Our study has several limitations. First, the small sample size might have influenced the statistical significance of our analyses; hence independent verification of outcomes reported here should be performed in a larger study. Second, no information about dosing or length of the immunosuppression therapy was available, yet it is crucial for the magnitude of side effects [23]. Third, data regarding the indications for immunosuppressive therapy were missing in some patients. Therefore, we cannot distinguish between the effects of immunosuppression therapy itself and the underlying disease on TAVI outcomes [24]. Fourth, data regarding the length of immunosuppressive therapy after TAVI and its association with the long-term valve performance, as well as data regarding the specific causes of death, were unavailable.

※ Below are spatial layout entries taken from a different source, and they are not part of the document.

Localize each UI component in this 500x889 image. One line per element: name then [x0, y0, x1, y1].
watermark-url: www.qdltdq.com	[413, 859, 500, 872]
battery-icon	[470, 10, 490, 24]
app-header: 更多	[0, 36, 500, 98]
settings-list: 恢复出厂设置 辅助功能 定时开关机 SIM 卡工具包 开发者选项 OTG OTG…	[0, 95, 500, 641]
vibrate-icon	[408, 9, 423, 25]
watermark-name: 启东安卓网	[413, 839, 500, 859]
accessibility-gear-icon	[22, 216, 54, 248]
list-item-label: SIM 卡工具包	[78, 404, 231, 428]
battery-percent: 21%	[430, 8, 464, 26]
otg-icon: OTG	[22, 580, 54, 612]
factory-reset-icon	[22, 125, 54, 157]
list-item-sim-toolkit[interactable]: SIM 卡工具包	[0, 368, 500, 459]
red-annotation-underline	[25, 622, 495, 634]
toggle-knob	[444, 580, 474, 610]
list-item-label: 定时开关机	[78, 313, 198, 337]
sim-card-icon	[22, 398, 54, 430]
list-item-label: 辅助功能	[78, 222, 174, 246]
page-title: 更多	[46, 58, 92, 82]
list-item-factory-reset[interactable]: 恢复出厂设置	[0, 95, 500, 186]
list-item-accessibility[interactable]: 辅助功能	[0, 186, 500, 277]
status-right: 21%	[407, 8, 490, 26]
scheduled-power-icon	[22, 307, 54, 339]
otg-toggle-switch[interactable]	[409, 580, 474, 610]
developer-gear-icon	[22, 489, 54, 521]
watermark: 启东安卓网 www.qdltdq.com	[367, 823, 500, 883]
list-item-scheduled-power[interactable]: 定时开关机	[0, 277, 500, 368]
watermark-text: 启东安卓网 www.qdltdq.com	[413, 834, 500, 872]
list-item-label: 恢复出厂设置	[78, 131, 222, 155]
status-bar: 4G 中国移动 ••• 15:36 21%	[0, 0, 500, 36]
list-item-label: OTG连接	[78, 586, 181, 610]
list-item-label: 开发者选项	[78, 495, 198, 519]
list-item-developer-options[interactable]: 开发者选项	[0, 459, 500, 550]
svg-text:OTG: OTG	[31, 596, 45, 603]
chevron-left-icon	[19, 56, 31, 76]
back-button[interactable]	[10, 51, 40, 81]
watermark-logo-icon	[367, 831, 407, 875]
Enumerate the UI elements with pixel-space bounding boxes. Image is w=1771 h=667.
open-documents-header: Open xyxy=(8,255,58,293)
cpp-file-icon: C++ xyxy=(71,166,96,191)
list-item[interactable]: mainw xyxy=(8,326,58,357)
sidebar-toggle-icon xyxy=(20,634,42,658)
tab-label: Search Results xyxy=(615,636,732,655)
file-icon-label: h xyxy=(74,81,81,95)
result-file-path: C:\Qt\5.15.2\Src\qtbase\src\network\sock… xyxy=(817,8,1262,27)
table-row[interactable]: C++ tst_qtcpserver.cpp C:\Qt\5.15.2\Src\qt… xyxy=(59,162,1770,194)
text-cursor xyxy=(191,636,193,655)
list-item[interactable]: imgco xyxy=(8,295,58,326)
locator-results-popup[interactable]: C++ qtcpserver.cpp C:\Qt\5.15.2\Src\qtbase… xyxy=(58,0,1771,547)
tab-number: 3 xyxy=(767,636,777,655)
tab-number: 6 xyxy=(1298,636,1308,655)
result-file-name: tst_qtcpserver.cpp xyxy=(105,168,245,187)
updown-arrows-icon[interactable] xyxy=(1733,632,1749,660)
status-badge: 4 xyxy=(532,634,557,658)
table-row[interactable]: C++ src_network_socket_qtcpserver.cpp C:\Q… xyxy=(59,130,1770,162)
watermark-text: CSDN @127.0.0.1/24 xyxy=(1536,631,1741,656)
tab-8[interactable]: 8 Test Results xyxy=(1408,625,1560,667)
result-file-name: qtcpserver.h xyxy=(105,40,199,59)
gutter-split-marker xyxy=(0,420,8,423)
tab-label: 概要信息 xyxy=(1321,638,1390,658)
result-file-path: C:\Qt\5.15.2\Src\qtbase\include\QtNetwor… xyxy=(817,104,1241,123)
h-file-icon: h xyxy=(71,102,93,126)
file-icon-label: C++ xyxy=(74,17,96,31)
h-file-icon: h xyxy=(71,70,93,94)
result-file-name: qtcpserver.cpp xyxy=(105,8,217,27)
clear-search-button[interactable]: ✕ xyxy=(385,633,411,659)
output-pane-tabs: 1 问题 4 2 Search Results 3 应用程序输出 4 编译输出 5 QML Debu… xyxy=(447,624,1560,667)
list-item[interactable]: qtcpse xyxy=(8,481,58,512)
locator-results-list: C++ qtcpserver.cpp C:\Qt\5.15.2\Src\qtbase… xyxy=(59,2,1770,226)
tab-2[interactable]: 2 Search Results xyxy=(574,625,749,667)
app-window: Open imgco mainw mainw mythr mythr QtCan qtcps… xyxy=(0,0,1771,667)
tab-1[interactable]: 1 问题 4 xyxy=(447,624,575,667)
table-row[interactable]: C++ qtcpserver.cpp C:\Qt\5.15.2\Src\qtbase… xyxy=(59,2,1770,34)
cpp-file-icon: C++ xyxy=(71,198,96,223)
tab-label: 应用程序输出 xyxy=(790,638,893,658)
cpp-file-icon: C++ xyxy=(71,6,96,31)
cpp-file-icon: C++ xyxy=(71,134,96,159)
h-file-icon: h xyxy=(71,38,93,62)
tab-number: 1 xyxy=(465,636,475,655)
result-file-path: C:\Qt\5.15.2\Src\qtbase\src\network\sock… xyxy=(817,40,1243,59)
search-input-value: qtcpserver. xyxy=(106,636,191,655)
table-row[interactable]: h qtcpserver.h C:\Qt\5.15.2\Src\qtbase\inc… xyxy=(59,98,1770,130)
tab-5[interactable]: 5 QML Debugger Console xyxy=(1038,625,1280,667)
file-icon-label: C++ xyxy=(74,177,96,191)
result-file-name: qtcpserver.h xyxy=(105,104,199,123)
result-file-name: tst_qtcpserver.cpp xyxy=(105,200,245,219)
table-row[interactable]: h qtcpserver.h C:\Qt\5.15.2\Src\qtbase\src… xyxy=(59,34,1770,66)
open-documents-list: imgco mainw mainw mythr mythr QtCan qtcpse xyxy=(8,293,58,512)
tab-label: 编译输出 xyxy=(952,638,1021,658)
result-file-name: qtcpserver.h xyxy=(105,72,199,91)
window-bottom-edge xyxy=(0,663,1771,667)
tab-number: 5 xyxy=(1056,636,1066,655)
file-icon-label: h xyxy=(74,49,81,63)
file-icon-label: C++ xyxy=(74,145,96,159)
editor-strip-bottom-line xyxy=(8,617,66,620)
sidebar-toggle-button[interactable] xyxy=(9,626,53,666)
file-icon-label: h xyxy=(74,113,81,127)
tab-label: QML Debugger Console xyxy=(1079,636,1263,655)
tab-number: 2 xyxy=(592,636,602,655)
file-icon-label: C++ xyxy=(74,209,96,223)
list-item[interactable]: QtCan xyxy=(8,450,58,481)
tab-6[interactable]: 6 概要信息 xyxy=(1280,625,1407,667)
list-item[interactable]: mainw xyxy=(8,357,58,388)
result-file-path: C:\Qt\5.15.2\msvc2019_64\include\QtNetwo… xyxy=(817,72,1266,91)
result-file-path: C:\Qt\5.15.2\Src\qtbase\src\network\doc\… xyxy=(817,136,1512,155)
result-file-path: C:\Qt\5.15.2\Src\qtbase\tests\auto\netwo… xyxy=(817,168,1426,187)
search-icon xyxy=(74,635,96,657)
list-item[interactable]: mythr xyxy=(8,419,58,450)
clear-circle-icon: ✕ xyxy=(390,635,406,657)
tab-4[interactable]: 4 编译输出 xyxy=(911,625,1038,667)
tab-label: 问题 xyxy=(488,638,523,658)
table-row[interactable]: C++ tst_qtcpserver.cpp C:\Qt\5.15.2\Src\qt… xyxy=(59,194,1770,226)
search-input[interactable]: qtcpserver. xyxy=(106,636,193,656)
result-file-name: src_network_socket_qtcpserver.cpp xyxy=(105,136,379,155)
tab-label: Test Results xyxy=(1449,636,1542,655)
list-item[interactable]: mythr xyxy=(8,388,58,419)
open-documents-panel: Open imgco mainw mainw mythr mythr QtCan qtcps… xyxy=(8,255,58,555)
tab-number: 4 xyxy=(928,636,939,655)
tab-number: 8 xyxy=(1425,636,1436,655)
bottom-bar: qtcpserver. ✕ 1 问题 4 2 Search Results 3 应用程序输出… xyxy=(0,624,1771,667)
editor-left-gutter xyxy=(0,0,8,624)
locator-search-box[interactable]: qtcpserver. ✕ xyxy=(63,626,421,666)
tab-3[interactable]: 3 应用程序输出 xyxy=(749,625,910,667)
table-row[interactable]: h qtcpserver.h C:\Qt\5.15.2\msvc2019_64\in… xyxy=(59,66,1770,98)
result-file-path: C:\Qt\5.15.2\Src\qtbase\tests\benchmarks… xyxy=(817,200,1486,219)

Finally, our analysis did not include an additional control group of patients treated with surgical aortic valve replacement.
Conclusions
Our study showed comparable safety of TAVI and comparable long-term mortality after TAVI in patients with or without previous chronic immunosuppressive therapy over a median of 2.7 years, adding to the previously available evidence showing that TAVI might be a viable treatment option in such patients. Regarding the limitations of our analysis and paucity of literature data, more research is required to provide definite answer regarding the efficacy and safety of TAVI in this fragile population of patients.